A FOREIGN power interfered in the 2016 presidential election. U.S. law enforcement is trying to get to the bottom of that story. Congress should be doing everything possible to make sure the investigation can take place. Instead, to protect the president of their party, who may or may not be complicit, Republican leaders in Congress are allowing and encouraging the baseless slander of the investigators.
It is a new low for the leadership, and one that could do lasting harm to the nation.
Cravenness in the Republican leaders' response to Donald Trump is nothing new. During the presidential campaign, few stood up to his nativism and ugly ethnic slurs. Since he became president, even fewer have stood by their previous commitments to U.S. leadership abroad and fiscal responsibility at home. As he has trampled long-established norms, such as releasing annual tax returns, we've heard not a peep from the Article I branch.
But this moment is different. Republicans have embarked on a smear campaign of the FBI that can end only in a dangerous erosion of trust in law enforcement, the subjugation of law enforcement to partisan interests or both. For Republican leaders — House Speaker Paul D. Ryan (Wis.), Senate Majority Leader Mitch McConnell (Ky.), Senate Majority Whip John Cornyn (Tex.), Vice Chairman of the Senate Republican Conference Roy Blunt (Mo.) — to remain silent is to be complicit.
These men could, tomorrow, end this nonsense of secret societies, phony memos and missing text messages and let professionals such as special counsel Robert S. Mueller III do their jobs.
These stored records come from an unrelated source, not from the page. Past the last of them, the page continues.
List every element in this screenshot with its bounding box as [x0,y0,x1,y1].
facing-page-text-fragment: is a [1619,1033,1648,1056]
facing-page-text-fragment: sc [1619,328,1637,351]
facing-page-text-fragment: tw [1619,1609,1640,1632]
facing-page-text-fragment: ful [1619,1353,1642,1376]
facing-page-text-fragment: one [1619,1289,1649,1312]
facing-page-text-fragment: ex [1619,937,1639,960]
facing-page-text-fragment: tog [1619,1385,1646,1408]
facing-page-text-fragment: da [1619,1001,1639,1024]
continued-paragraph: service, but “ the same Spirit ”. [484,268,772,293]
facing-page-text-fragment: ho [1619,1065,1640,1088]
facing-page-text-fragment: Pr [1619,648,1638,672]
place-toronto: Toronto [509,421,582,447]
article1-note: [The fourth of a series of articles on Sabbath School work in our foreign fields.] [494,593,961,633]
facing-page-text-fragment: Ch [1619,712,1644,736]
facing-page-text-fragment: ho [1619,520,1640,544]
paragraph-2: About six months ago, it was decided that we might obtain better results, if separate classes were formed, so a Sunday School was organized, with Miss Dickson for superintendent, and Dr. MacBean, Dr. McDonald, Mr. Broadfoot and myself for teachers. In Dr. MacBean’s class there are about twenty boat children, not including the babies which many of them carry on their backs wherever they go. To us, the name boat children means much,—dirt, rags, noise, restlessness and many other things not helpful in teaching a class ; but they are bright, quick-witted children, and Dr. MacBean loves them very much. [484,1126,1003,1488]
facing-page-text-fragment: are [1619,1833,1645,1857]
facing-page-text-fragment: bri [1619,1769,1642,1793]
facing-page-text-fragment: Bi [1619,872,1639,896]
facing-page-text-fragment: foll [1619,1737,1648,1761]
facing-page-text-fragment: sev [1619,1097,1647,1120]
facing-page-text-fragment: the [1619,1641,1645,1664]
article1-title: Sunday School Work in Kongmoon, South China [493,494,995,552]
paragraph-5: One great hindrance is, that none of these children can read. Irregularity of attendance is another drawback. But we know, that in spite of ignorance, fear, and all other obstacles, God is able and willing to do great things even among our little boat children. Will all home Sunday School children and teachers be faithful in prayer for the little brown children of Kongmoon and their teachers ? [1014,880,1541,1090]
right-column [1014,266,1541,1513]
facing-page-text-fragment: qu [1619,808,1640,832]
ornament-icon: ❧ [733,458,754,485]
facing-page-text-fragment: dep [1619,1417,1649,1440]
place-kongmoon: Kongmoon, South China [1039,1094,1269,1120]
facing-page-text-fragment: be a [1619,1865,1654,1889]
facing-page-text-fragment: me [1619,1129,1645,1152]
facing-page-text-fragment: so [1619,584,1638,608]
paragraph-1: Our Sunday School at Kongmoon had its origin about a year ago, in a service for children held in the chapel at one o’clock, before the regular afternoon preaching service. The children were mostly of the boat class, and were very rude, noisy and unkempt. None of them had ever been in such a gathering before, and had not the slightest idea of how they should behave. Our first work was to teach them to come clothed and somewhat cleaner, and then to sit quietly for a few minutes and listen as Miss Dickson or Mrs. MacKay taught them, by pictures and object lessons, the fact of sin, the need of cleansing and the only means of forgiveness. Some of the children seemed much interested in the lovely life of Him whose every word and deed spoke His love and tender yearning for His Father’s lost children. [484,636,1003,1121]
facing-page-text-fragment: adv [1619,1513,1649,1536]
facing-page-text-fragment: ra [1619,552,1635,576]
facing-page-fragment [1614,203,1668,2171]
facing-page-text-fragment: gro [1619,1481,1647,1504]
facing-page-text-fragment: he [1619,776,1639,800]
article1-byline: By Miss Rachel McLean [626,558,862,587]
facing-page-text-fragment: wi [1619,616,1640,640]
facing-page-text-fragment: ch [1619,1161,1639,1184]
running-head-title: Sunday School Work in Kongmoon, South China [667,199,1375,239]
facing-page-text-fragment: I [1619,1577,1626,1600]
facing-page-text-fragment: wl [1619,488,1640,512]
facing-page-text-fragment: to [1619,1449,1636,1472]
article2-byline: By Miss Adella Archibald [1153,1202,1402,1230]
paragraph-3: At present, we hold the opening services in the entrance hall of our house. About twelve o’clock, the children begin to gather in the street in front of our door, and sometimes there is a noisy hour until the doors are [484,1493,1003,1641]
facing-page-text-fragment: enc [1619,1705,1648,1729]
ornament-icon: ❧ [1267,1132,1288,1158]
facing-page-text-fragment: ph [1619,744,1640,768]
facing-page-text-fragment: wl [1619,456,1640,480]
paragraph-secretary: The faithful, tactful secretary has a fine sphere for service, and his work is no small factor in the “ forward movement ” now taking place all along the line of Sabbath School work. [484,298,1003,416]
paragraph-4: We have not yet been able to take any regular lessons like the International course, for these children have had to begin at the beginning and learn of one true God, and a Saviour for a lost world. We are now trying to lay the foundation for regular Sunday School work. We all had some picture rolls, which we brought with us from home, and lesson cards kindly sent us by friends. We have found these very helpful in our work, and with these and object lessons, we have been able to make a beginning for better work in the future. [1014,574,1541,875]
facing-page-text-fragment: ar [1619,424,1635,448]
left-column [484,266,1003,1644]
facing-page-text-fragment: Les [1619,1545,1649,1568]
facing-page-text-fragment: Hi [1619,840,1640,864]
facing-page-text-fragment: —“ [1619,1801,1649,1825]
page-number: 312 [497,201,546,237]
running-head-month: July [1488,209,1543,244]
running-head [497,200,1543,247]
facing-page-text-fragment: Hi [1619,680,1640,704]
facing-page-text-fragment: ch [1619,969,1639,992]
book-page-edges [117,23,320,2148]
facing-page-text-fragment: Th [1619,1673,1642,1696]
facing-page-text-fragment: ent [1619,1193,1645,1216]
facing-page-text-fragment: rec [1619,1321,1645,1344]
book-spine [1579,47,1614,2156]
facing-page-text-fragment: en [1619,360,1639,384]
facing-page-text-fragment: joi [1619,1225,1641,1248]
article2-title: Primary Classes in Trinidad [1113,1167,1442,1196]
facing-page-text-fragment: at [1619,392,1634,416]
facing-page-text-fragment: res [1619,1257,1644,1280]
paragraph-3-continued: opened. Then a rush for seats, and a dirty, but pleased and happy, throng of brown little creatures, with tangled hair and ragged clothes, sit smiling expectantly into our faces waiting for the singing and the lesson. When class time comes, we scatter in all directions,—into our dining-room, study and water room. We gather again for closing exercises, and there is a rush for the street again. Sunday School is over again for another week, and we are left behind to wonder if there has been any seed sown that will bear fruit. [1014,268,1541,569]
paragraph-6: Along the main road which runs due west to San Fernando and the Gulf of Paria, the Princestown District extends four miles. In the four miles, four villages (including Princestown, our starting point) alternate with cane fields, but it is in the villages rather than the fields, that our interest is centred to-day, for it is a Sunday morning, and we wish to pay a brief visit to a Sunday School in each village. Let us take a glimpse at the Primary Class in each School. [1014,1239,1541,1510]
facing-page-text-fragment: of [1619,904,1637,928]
Instead, they are allowing Fox News personalities, the president and loose cannons such as House Intelligence Committee Chairman Devin Nunes (Calif.) and Senate Homeland Security Committee Chairman Ron Johnson (Wis.) to turn the United States into a country where law enforcement becomes another pawn in the partisan war.
Mr. Johnson irresponsibly recycles nonsense about corruption "at the highest levels of the FBI," offering no evidence because of course there is none. Mr. Nunes abuses his access to classified information as Intelligence Committee chairman, a title Mr. Ryan long ago should have revoked, to manufacture dark conspiracies.
"We learned today about information that in the immediate aftermath of his election, there may have been a 'secret society' of folks within the Department of Justice and the FBI . . . working against [Mr. Trump]," Rep. John Ratcliffe (R-Tex.) says.
Then he adds: "I'm not saying that actually happened."
No matter; the purpose is achieved. Doubts are planted, and a share of the country will discount anything federal law enforcement says about Mr. Trump.
These men are destroying something that won't be easily recovered: faith in the idea of impartial law enforcement. It amounts to an assault on the rule of law. Mr. Trump openly wishes for an attorney general who will protect him, asks law enforcement officials whom they voted for, and fires or attempts to fire those he deems disloyal. He does not believe that FBI agents or anyone else is motivated by public- spiritedness or respect for the law, only by self- interest and personal loyalty to his or some other clan.
If Mr. Ryan, Mr. McConnell and others continue in their acquiescence, his cynical view may come closer to reality.